The official Consumer Price Index rose by 4.5% on the year in December, matching November’s rise and coming in just below expectations of a 4.7% increase.
Inflation has been climbing steadily in China since February 2019, when it stood at just 1.9%. Increased pork prices have been blamed for the most recent bout of strength. The meat is an absolute staple in China and an epidemic of swine fever has seriously affected stocks. There was modest good news on this front in December, with pork prices decelerating slightly.
That said higher inflation is likely to stay the stimulative hand of Beijing. The current target is for price rises of around 3%. There has been some speculation that this could be raised, to give the authorities more leeway to stoke the economy, but this prospect has yet to crystalize.
Stimulus looks to be needed though. Producer price inflation continues to slide, falling 0.5% on the year last month. That was at least better than the 1.4% fall seen in November, but still suggests that corporate profits will be hard to come by.
The Australian Dollar can often find itself the foreign exchange markets’ top liquid Chinese-economy bet, thanks to Australia’s famed raw material exports to the world’s second largest economy. It inched up very slightly after the data, but market focus is clearly elsewhere.
The Aussie Still Reels From US-Iran Tensions
The Australian Dollar has of course been hit like all other pro-cyclical assets by heightened military tensions between the US and Iran. The currency tends to do better when investors feel better about global growth prospects, which broadly speaking they did as 2019 wound down, thanks to hopes for a trade deal between China and the US.

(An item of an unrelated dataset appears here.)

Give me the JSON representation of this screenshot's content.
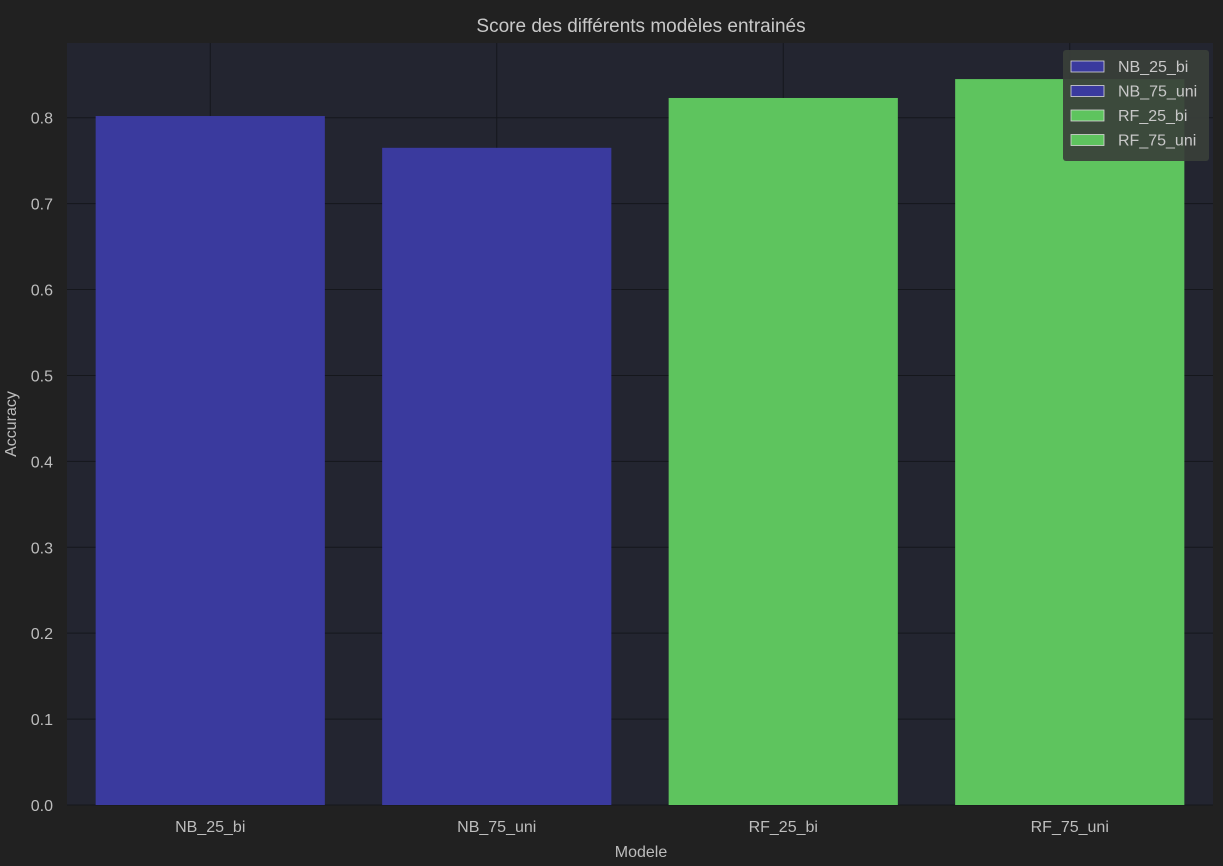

That hope remains live, with an interim, phase-one accord still apparently set for signing on January 15.
AUD/USD may have gleaned some support from fading expectations that record-low Australian interest rates could yet go lower next month. On January 3 that chance was rated at 51%, according to index provider ASX, It has since receded to 40%.
The currency seems likely to regain its former bid tone assuming that US-Iranian relations will allow this.
That in turn is likely to be sustained into the first Reserve Bank of Australia monetary policy meeting of 2020 which is coming up on February 4.